Il faut savoir que malgré cette prédominance, le rap guinéen souffrait d'un manque d'infrastructures, notamment de studios d'enregistrement professionnels et de canaux de diffusion adéquats. C'est pourquoi de nombreux premiers albums à succès du rap guinéen ont été produits au studio JBZ d'Abidjan, à l'exception de "Foré Bôma" de Kill Point enregistré à Dakar. Dans les années 2000, la deuxième vague du mouvement hip-hop guinéen a également dû se rendre au Sénégal pour enregistrer.

 

Les scènes rap guinéenne et ivoirienne présentaient des différences notables. Le rap ébrié était principalement festif et commercial, sous l'influence du régime libéral d'Houphouët-Boigny. En revanche, le rap guinéen était davantage underground, hardcore, engagé et revendicatif, dans un objectif de déstabilisation du régime militaire de Lansana Conté et de conditionner le mental de la jeunesse ivre de changement et d'emploi.

 

Au fil des années, la Côte d'Ivoire a su s'imposer comme la nouvelle référence du rap francophone en Afrique de l'Ouest.

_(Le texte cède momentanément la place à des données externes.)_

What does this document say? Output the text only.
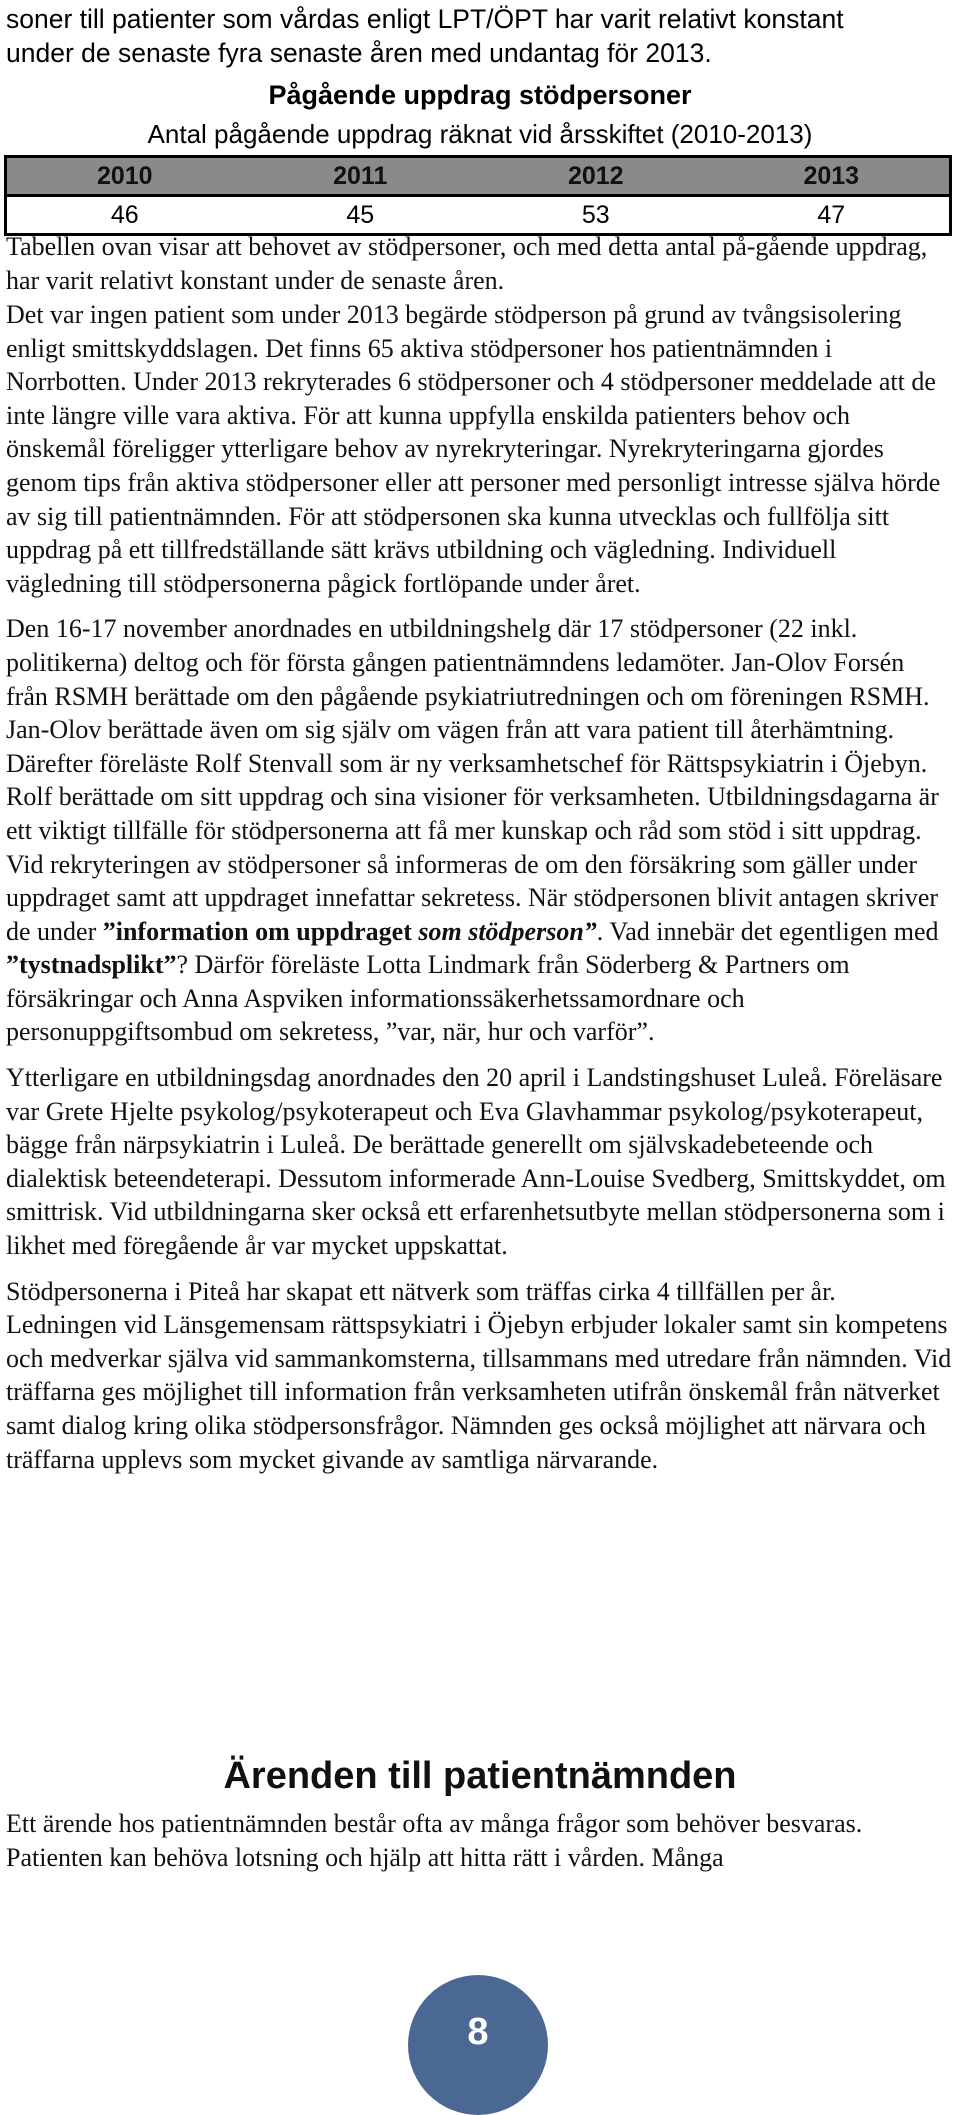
soner till patienter som vårdas enligt LPT/ÖPT har varit relativt konstant
under de senaste fyra senaste åren med undantag för 2013.
Pågående uppdrag stödpersoner
Antal pågående uppdrag räknat vid årsskiftet (2010-2013)
2010	2011	2012	2013
46	45	53	47

Tabellen ovan visar att behovet av stödpersoner, och med detta antal på-gående uppdrag, har varit relativt konstant under de senaste åren.

Det var ingen patient som under 2013 begärde stödperson på grund av tvångsisolering enligt smittskyddslagen. Det finns 65 aktiva stödpersoner hos patientnämnden i Norrbotten. Under 2013 rekryterades 6 stödpersoner och 4 stödpersoner meddelade att de inte längre ville vara aktiva. För att kunna uppfylla enskilda patienters behov och önskemål föreligger ytterligare behov av nyrekryteringar. Nyrekryteringarna gjordes genom tips från aktiva stödpersoner eller att personer med personligt intresse själva hörde av sig till patientnämnden. För att stödpersonen ska kunna utvecklas och fullfölja sitt uppdrag på ett tillfredställande sätt krävs utbildning och vägledning. Individuell vägledning till stödpersonerna pågick fortlöpande under året.

Den 16-17 november anordnades en utbildningshelg där 17 stödpersoner (22 inkl. politikerna) deltog och för första gången patientnämndens ledamöter. Jan-Olov Forsén från RSMH berättade om den pågående psykiatriutredningen och om föreningen RSMH. Jan-Olov berättade även om sig själv om vägen från att vara patient till återhämtning. Därefter föreläste Rolf Stenvall som är ny verksamhetschef för Rättspsykiatrin i Öjebyn. Rolf berättade om sitt uppdrag och sina visioner för verksamheten. Utbildningsdagarna är ett viktigt tillfälle för stödpersonerna att få mer kunskap och råd som stöd i sitt uppdrag. Vid rekryteringen av stödpersoner så informeras de om den försäkring som gäller under uppdraget samt att uppdraget innefattar sekretess. När stödpersonen blivit antagen skriver de under ”information om uppdraget som stödperson”. Vad innebär det egentligen med ”tystnadsplikt”? Därför föreläste Lotta Lindmark från Söderberg & Partners om försäkringar och Anna Aspviken informationssäkerhetssamordnare och personuppgiftsombud om sekretess, ”var, när, hur och varför”.

Ytterligare en utbildningsdag anordnades den 20 april i Landstingshuset Luleå. Föreläsare var Grete Hjelte psykolog/psykoterapeut och Eva Glavhammar psykolog/psykoterapeut, bägge från närpsykiatrin i Luleå. De berättade generellt om självskadebeteende och dialektisk beteendeterapi. Dessutom informerade Ann-Louise Svedberg, Smittskyddet, om smittrisk. Vid utbildningarna sker också ett erfarenhetsutbyte mellan stödpersonerna som i likhet med föregående år var mycket uppskattat.

Stödpersonerna i Piteå har skapat ett nätverk som träffas cirka 4 tillfällen per år. Ledningen vid Länsgemensam rättspsykiatri i Öjebyn erbjuder lokaler samt sin kompetens och medverkar själva vid sammankomsterna, tillsammans med utredare från nämnden. Vid träffarna ges möjlighet till information från verksamheten utifrån önskemål från nätverket samt dialog kring olika stödpersonsfrågor. Nämnden ges också möjlighet att närvara och träffarna upplevs som mycket givande av samtliga närvarande.

Ärenden till patientnämnden

Ett ärende hos patientnämnden består ofta av många frågor som behöver besvaras. Patienten kan behöva lotsning och hjälp att hitta rätt i vården. Många

8
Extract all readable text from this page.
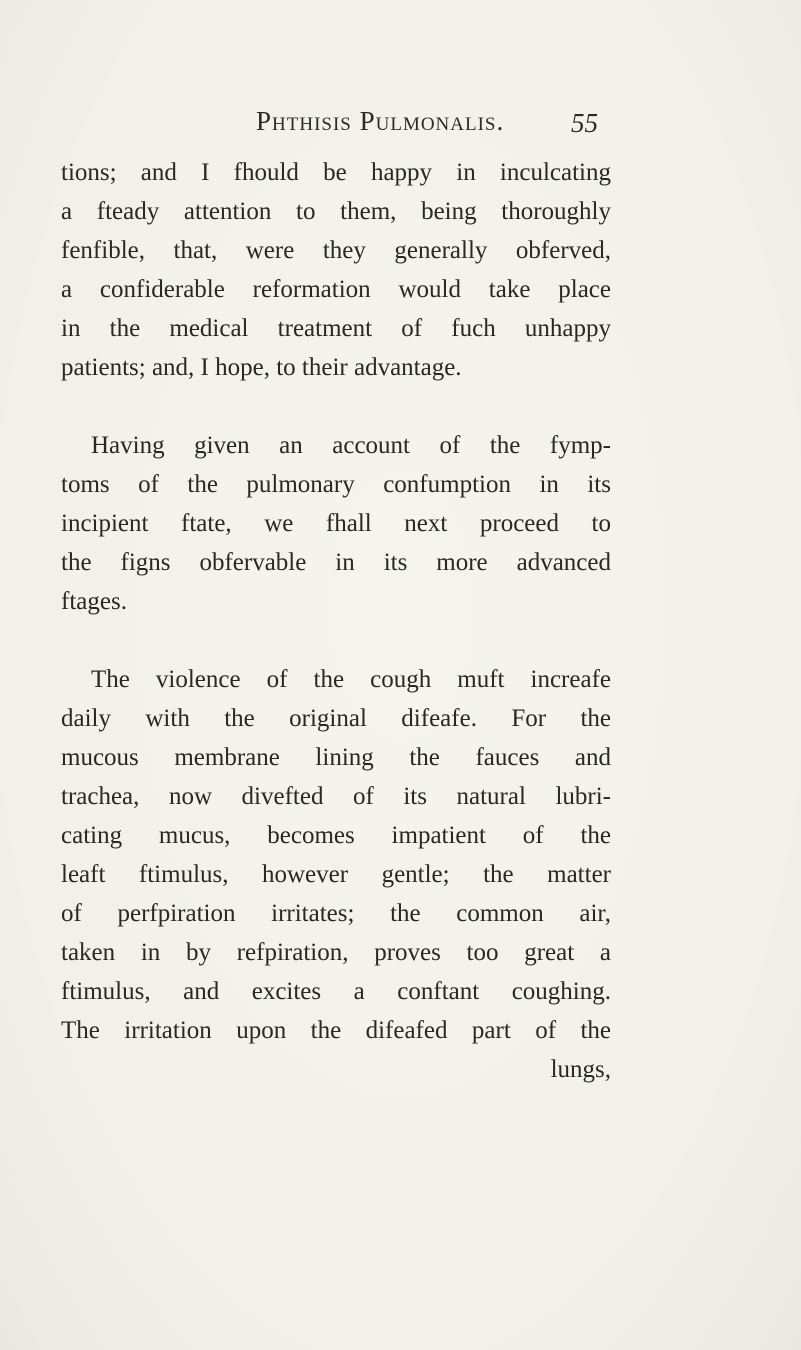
Phthisis Pulmonalis. 55
tions; and I fhould be happy in inculcating
a fteady attention to them, being thoroughly
fenfible, that, were they generally obferved,
a confiderable reformation would take place
in the medical treatment of fuch unhappy
patients; and, I hope, to their advantage.
Having given an account of the fymp-
toms of the pulmonary confumption in its
incipient ftate, we fhall next proceed to
the figns obfervable in its more advanced
ftages.
The violence of the cough muft increafe
daily with the original difeafe. For the
mucous membrane lining the fauces and
trachea, now divefted of its natural lubri-
cating mucus, becomes impatient of the
leaft ftimulus, however gentle; the matter
of perfpiration irritates; the common air,
taken in by refpiration, proves too great a
ftimulus, and excites a conftant coughing.
The irritation upon the difeafed part of the
lungs,
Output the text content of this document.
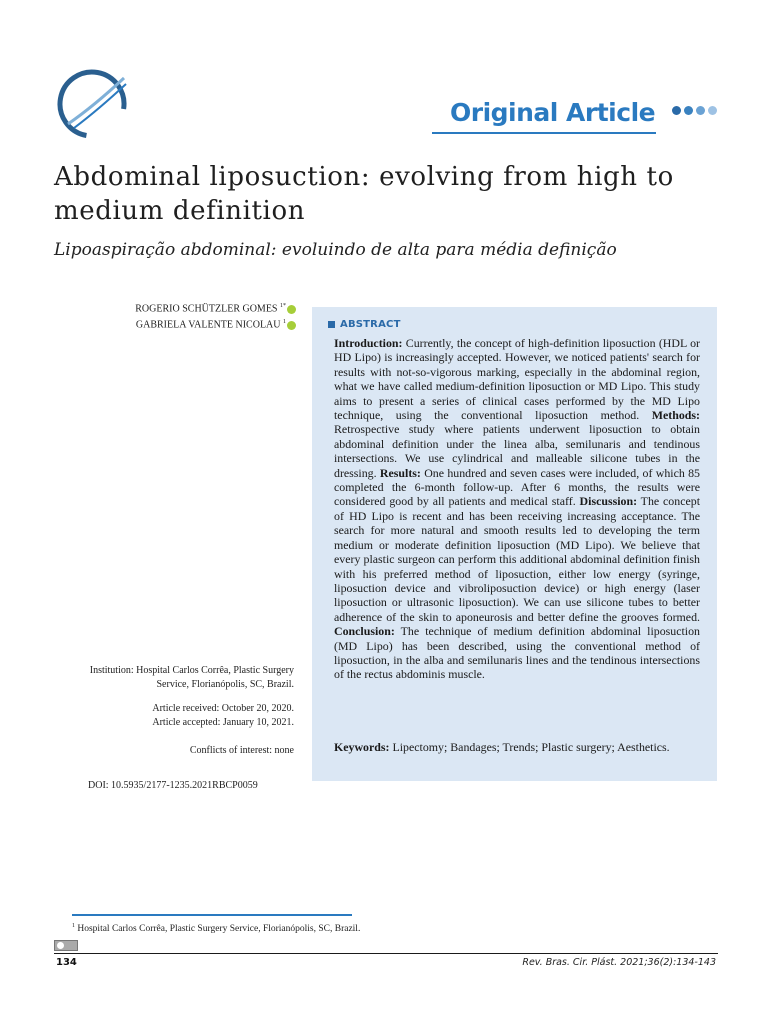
Original Article
Abdominal liposuction: evolving from high to medium definition
Lipoaspiração abdominal: evoluindo de alta para média definição
ROGERIO SCHÜTZLER GOMES $^{1*}$
GABRIELA VALENTE NICOLAU $^1$
Institution: Hospital Carlos Corrêa, Plastic Surgery Service, Florianópolis, SC, Brazil.
Article received: October 20, 2020.
Article accepted: January 10, 2021.
Conflicts of interest: none
DOI: 10.5935/2177-1235.2021RBCP0059
ABSTRACT
Introduction: Currently, the concept of high-definition liposuction (HDL or HD Lipo) is increasingly accepted. However, we noticed patients' search for results with not-so-vigorous marking, especially in the abdominal region, what we have called medium-definition liposuction or MD Lipo. This study aims to present a series of clinical cases performed by the MD Lipo technique, using the conventional liposuction method. Methods: Retrospective study where patients underwent liposuction to obtain abdominal definition under the linea alba, semilunaris and tendinous intersections. We use cylindrical and malleable silicone tubes in the dressing. Results: One hundred and seven cases were included, of which 85 completed the 6-month follow-up. After 6 months, the results were considered good by all patients and medical staff. Discussion: The concept of HD Lipo is recent and has been receiving increasing acceptance. The search for more natural and smooth results led to developing the term medium or moderate definition liposuction (MD Lipo). We believe that every plastic surgeon can perform this additional abdominal definition finish with his preferred method of liposuction, either low energy (syringe, liposuction device and vibroliposuction device) or high energy (laser liposuction or ultrasonic liposuction). We can use silicone tubes to better adherence of the skin to aponeurosis and better define the grooves formed. Conclusion: The technique of medium definition abdominal liposuction (MD Lipo) has been described, using the conventional method of liposuction, in the alba and semilunaris lines and the tendinous intersections of the rectus abdominis muscle.
Keywords: Lipectomy; Bandages; Trends; Plastic surgery; Aesthetics.
$^1$ Hospital Carlos Corrêa, Plastic Surgery Service, Florianópolis, SC, Brazil.
134	Rev. Bras. Cir. Plást. 2021;36(2):134-143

Une nouvelle génération de rappeurs comme Didi B, Black K, KS Bloom et Suspect 95 a connu un énorme succès commercial et a attiré de larges audiences, même en dehors de la sous-région.

 

Parallèlement, le rap guinéen, confronté à un manque d'industrie et de mobilisation pour le revitaliser, traverse une période difficile. Les vrais festivals ont disparu, les sponsors se font rares, les maisons de production ferment et de nombreux artistes se retrouvent sans espoir, poussant certains à l'exil ou à se tourner vers d'autres activités. Bien que certains jeunes talents émergents tentent de redonner à la scène rap guinéenne son influence passée, les défis restent importants.